Twenty20 cricket creates overnight sensations at a rapid rate, and it feeds the wallets almost as fast.

13 months ago Shaun Marsh was only known because he had a famous father. He then broke out in the Australian domestic Twenty20 competition. That got him a ticket to the IPL, where he was the batsman-of-the-tournament. Now he opens the batting for Australia in one day cricket, and can expect to earn a minimum of $1m this year.

I arrived in England just after Graham Napier’s heroics. For a moment I thought he was a reincarnation of Jesus, it turns out he is a useful bowler who can slog. You can follow his career on grahamnapier.com, where you can find out what country he is playing in at the moment (New Zealand, he was in Hong Kong before that).

Sohail Tanvir was picked for Pakistan after Wasim Akram sung his praises. In Pakistani first class cricket he was a modest batting allrounder. His wrong-foot action made him almost impossible to get away in Twenty20 cricket, and he is now a globetrotting Twenty20 bowling allrounder who finds himself in Adelaide.

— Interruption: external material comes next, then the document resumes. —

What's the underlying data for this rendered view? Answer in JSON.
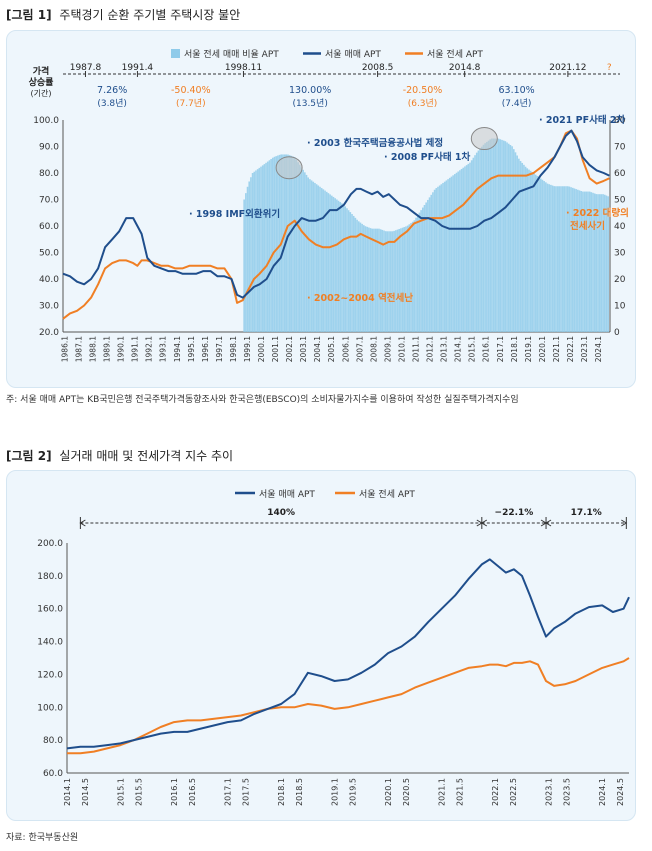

MS Dhoni was struggling to keep Dinesh Kartik out of the side 18 months ago. Then he won the Twenty20 World Cup (or whatever it was called) as captain, was runner-up in the IPL, and now he captains his country in all forms of the game.

As part of Stanford’s vanity project, a New York real-estate agent named Lennox Cush was part of the squad. He didn’t play, but he did go home a far richer man. Lucky bugger.

10 years ago when you were listening to OK Computer, time travelling in the legend of Zelda and talking around water-coolers about Friends, did you really think that this was the direction cricket would take?

Jrod is an Australian cricket blogger, his site Cricketwithballs.net won July’s Best of Blogs in TWC

Posted in Twenty20 | 1 Comment »



One Response to “Jrod: Warner shows power of Twenty20”

  1.   SixSixEight says:

    That is quite some website Mr Napier has! Much better looking than the dogs dinners that Kevin Pietersen, Michael Vaughan and ‘Freddie’ Flintoff have. Looks like his web team have actually gone to the lengths of hiring a proper graphic designer - way to go!

    Maybe he just does not have the sponsorship yet to make it look tacky?